To discover (and to counter) what was driving Hartford’s lower number, White Mountain asked for Hartford’s claims manuals, training manuals, and claims handling guidelines. Hartford responded that it didn’t have any of these documents to give, which drew an exceptionally strong rebuke from the court:

The proposition that Hartford has nothing which is the functional equivalent of claims manuals, training manuals or claims handling policies is implausible in the extreme. It is inconceivable that a large insurance company which uses many claims adjustors could operate without standards for training the adjustors and without standards guiding the adjustors’ work.

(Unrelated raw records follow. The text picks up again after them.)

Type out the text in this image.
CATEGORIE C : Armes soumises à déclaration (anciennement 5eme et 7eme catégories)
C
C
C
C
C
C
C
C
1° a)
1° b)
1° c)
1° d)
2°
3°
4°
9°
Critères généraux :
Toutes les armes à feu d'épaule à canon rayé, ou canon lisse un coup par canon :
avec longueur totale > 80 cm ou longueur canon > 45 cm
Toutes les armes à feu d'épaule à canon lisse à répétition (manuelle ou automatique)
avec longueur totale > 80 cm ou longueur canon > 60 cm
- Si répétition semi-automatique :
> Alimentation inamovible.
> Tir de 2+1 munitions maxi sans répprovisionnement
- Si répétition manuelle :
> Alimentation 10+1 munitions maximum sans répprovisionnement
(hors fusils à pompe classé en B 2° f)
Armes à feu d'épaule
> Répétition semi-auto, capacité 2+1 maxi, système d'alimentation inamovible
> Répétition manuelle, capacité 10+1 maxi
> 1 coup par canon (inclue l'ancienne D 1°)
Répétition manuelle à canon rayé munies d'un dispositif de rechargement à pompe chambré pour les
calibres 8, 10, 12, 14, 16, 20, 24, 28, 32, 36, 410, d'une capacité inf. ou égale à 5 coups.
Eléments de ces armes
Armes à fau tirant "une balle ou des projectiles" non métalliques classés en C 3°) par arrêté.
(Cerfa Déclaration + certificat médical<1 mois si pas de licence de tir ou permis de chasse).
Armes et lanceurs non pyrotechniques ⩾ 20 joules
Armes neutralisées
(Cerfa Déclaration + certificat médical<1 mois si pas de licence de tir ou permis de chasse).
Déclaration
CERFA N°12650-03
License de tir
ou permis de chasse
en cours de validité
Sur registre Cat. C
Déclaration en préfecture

The judge followed this justifiable pessimism with an order to turn over whatever training materials Hartford had, noting that the “nomenclature is not controlling” as to what Hartford calls these documents, which I read a warning against any further gamesmanship in responding to discovery with only the very letter of what an opponent asks for.

In addition to being compelled to produce its training and claims-handling documents, Hartford also lost its bid to withhold its personnel files for the adjusters working on this loss. Echoing the suspicion of policyholder’s counsel in just about every dispute, the judge found that the personnel files “may disclose information showing that the adjustors had reasons to ‘low-ball’ their evaluations, were not actually competent to adjust the type of claim made by White Mountain, or did not process the claim in a reasonable manner.” This acknowledgment lays bare the conflict that adjusters have between making a good-faith calculation of damages and serving their employer’s interest in paying as little as possible on every claim.